You tried to open a new database connection from a backend by embedding a libpq
client into the backend?
postgres_fdw and dblink both do that. The operation is ticklish
enough that we've developed some common infrastructure, which
maybe you should be using: see src/include/libpq/libpq-be-fe.h
and src/include/libpq/libpq-be-fe-helpers.h.
regards, tom lane
On Tue, Oct 21, 2025 at 11:06:19AM -0400, Tom Lane wrote:
We'd really need to see a concrete example to decide whether this is
a PG bug or user error. I think the SASL stuff is sufficiently poorly
tested that it could be a previously-unknown PG bug, but it's not clear.

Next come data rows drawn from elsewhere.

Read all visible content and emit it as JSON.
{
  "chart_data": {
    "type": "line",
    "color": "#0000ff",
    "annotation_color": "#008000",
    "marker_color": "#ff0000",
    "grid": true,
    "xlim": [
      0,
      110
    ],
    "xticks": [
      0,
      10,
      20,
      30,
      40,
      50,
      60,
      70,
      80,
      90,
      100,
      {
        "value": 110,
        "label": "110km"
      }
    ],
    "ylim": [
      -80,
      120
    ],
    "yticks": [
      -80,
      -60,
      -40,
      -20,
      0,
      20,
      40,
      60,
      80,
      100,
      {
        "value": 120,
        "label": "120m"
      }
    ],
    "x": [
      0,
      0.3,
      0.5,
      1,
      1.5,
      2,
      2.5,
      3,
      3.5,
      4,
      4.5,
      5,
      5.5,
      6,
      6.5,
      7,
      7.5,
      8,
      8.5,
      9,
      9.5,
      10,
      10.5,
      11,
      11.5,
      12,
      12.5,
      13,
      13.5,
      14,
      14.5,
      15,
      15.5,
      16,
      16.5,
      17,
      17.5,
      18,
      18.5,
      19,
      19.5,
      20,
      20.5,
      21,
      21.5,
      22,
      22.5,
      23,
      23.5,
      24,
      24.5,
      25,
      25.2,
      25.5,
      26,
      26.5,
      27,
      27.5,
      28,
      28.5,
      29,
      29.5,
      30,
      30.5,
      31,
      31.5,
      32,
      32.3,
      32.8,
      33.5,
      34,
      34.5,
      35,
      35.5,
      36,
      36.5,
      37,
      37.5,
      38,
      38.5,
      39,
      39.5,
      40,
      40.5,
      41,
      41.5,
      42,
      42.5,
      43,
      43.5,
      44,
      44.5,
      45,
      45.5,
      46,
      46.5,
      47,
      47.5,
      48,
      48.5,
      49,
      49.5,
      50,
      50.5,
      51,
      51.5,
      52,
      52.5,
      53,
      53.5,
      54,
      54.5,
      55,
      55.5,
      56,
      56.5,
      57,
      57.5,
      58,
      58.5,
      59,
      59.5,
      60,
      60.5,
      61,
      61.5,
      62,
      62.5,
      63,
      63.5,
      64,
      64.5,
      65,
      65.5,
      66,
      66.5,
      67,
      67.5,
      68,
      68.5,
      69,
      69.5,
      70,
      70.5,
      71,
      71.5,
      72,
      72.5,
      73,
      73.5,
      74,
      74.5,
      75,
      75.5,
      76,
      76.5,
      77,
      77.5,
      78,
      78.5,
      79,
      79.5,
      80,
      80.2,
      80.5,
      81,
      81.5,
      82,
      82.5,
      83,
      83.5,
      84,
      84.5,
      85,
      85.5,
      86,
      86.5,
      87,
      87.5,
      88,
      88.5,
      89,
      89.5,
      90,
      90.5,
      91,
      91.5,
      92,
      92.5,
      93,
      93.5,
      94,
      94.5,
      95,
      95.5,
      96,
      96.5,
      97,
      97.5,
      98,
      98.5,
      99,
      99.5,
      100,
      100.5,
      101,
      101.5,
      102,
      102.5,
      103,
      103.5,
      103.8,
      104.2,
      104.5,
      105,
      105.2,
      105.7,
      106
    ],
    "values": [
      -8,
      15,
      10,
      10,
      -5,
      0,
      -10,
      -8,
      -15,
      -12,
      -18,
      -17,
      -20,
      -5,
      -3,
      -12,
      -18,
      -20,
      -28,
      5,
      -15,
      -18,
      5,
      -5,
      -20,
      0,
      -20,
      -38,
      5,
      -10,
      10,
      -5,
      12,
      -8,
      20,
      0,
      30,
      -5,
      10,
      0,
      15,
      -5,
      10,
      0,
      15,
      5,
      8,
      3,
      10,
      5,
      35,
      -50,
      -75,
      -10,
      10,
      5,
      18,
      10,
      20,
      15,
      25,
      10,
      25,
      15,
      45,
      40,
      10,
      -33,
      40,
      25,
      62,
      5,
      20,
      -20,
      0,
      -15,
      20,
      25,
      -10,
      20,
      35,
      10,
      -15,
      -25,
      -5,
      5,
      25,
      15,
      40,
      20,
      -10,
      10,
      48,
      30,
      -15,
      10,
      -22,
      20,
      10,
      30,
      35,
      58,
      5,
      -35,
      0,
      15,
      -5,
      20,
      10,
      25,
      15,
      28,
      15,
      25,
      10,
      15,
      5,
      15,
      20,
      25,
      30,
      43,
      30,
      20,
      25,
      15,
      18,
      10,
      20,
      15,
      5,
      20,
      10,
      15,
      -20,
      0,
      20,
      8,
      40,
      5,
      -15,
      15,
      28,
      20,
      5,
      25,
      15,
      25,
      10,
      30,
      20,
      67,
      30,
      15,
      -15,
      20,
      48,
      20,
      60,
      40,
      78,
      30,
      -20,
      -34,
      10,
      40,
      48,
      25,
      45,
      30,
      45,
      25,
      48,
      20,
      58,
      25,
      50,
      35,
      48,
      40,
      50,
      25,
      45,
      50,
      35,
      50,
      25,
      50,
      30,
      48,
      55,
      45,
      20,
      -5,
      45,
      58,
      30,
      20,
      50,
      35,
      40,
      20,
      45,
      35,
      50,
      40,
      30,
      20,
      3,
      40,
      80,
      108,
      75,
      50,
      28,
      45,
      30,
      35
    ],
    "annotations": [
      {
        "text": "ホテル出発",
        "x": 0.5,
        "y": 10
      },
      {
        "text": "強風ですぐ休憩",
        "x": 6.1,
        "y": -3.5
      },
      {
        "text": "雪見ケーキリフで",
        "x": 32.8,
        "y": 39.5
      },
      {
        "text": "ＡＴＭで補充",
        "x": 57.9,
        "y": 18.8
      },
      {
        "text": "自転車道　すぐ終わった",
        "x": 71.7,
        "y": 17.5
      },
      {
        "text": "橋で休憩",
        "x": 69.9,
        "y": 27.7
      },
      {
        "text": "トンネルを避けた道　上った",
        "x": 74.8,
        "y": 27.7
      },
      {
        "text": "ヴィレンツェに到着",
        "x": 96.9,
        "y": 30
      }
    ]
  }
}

[ .. double-checking the code .. ]
FWIW, I doubt that this is something we need to worry about and I
suspect that there is no action item here. dblink and WAL receivers
do their stuff so as the main backend code does not link with libpq,
and I doubt that we'd ever want to enter in the territory where
FRONTEND becomes a thing in libpq.
Of course, I may prove wrong.
So: test case, please.
Yes.
--
Michael
On Wed, Oct 22, 2025 at 5:29 PM Michael Paquier <michael@paquier.xyz> wrote:
So: test case, please.
Yes.
Thirded.
The only thing I can think of at the moment -- which a test case would
quickly prove or disprove -- is that the symbol visibility is messed
up for this particular build in some way, and libpq's pg_saslprep has
been incorrectly preempted by postgres' pg_saslprep. But I can't
reproduce anything like that with my local macOS build.